After perusing the history blogosphere and history carnival and reading Mark Grimsley’s article on Custer and the Art of Blogging as well as Shannon Howard’s article championing blogging, I am really convinced of the benefit and necessity of a blog for a historian. While I understand that blogging can be “shameless self-promotion” as Grimsley hints, I feel that it is also very humbling. As a blogger, you put your ideas and thoughts out on display for not only your friends, family, and colleagues to read but for the entire world. Once an idea is put into words, people easily have the means to critique it and rip it apart. These often humbling criticisms and suggestions are invaluable. Few deny the positive results that come from having others input on their work and blogging enables more people than ever to read it. I would never send a paper through the mail or even over email to many people I know, but they will happily access it online and can comment right in the web browser. Shannon Howard makes this point in her article. She also argues that by posting your ideas in the public sphere with a timestamp actually helps protect them too.
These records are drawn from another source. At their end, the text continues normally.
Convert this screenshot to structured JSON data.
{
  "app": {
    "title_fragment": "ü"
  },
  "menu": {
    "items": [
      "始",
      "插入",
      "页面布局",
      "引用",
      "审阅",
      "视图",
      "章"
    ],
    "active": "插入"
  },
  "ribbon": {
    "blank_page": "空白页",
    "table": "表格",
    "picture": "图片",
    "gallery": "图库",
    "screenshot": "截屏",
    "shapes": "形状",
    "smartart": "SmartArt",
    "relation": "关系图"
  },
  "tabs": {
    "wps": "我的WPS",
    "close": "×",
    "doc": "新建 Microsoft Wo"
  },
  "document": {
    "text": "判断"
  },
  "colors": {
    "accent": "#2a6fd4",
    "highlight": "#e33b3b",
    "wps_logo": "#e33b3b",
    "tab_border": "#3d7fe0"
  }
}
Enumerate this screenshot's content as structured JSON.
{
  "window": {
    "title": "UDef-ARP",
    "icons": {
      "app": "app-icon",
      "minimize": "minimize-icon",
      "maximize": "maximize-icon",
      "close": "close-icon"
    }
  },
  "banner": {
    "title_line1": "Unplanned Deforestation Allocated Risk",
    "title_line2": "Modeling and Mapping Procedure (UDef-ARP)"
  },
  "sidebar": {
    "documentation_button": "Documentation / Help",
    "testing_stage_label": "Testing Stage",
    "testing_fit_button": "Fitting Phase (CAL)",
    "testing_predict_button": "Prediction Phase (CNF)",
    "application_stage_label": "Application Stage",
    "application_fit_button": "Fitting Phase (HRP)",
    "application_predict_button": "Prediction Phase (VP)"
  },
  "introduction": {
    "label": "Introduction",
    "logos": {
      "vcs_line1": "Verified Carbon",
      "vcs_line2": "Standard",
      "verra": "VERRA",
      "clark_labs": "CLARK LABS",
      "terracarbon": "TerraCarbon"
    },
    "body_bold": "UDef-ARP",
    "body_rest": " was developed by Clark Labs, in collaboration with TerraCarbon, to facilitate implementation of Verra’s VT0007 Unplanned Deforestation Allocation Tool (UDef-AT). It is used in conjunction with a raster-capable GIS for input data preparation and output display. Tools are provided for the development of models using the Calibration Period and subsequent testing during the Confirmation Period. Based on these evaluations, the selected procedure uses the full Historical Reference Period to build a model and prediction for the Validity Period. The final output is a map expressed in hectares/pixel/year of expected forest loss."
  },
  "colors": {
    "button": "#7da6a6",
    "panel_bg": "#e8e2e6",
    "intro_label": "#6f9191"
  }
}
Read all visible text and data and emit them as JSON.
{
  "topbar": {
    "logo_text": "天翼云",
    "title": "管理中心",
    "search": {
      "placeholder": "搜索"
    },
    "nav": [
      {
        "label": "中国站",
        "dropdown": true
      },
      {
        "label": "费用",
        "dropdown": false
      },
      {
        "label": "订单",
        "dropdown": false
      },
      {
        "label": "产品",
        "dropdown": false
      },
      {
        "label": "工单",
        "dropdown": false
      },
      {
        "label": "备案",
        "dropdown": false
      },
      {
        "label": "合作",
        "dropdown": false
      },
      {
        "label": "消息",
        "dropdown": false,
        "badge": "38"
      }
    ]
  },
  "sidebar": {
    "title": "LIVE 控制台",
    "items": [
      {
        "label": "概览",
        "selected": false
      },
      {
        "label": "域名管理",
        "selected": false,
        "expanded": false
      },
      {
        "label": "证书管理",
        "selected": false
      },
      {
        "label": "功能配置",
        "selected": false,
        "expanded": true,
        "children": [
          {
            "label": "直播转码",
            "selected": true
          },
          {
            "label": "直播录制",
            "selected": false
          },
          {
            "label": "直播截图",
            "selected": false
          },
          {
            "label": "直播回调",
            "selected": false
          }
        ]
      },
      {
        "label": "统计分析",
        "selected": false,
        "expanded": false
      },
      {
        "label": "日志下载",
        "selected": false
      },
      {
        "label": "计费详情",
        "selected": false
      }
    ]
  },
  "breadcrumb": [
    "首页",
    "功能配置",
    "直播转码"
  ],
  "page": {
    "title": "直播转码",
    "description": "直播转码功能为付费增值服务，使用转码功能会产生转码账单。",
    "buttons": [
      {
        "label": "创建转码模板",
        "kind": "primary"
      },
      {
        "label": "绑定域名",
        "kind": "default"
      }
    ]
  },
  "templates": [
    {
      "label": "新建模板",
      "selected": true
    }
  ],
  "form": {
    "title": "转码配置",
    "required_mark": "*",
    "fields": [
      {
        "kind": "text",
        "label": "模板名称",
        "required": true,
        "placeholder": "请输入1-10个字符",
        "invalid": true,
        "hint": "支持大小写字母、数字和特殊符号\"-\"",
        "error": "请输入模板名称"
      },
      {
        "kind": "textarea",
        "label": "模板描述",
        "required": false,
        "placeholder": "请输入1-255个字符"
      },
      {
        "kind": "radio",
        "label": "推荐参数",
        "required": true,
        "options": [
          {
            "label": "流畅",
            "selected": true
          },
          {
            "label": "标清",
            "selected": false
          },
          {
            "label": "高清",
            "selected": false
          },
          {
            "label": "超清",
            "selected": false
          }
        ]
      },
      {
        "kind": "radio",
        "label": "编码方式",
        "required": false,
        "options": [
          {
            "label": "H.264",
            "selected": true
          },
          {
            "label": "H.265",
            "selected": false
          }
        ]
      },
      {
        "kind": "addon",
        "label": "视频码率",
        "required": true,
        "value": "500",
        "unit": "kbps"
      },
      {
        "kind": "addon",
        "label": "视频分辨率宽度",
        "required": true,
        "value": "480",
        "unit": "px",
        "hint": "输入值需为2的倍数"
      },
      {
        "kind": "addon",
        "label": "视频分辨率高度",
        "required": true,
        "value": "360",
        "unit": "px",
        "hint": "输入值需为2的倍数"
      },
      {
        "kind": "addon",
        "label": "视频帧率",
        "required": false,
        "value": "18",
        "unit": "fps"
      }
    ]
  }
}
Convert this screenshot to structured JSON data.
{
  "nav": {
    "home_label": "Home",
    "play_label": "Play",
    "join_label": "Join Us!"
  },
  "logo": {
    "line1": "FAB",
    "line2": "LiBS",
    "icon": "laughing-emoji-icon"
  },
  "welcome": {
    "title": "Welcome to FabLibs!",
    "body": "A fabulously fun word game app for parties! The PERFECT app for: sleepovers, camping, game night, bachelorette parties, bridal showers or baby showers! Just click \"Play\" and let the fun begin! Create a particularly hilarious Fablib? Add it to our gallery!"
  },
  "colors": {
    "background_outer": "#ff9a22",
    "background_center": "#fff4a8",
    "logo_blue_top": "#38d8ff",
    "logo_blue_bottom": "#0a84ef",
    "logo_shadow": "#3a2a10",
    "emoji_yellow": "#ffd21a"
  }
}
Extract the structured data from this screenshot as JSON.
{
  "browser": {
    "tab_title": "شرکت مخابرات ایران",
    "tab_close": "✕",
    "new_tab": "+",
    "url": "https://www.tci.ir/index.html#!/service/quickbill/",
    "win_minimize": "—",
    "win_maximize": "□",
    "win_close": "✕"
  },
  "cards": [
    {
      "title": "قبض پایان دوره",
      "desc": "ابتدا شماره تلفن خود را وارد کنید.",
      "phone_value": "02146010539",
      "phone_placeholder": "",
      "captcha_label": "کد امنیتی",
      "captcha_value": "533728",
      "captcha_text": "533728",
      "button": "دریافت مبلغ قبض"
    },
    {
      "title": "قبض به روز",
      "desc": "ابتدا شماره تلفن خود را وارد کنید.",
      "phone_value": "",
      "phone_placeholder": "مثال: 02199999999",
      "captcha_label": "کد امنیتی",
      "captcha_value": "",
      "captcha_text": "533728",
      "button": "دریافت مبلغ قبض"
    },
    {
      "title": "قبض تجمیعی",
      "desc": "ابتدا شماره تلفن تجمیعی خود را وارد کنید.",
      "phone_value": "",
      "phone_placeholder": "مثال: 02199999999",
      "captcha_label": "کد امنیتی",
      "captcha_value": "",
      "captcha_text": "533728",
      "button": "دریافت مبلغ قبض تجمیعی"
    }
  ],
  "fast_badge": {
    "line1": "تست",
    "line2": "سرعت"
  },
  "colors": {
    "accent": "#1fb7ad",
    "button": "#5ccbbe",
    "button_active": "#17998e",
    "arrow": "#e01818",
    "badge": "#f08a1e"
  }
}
This was something that I believe more firmly after last week’s readings on and discussion of copyright.
The History Carnival site seems like a wonderful site to make an initial posting on a large idea. I would think that if one posted a brief article, almost like a proposal, with some initial research that would help claim the topic as your purview as well as open it up to a huge and interested audience for input. I believe that this class has opened us up to a just blossoming world of history blogging, and we have a rare opportunity to participate in the early stages of what I believe will become a mainstay of the history community and education. It seems that there are a number of very young historians who have made good names for themselves blogging, and as a twenty-something myself, this encourages me to get out there and blog often.
Besides the typical blog that we have been exposed to thus far, the Pepys Diary website is a fascinating use of the blog. User contributions make the journal a warehouse of historical information. As wikipedia and similar sites grow in popularity and in quality of information they offer, Pepys Diary has taken the lead. The one criticism that I had of the website is that I did not like how links opened up in the same window as opposed to opening a new one. By clicking on a link to read more information about a character in the diary, I lost my spot reading and had to navigate backwards to return to the main text as opposed to just minimizing or exiting the window with the supplemental information. Did anyone else find this annoying? The idea of user contributions to the historical diary I think is ingenious. It allows people to share what is often rather esoteric knowledge and explore their own areas of historic interest. In addition, I feel that personal accounts are always a much easier way to get people involved in history. By reading a real person’s diary and learning about a historical world through his eyes, readers can realize the beauty and enticement of history and historical research. Pepys Diary is yet another example of how user input to a site is an invaluable but often overlooked tool.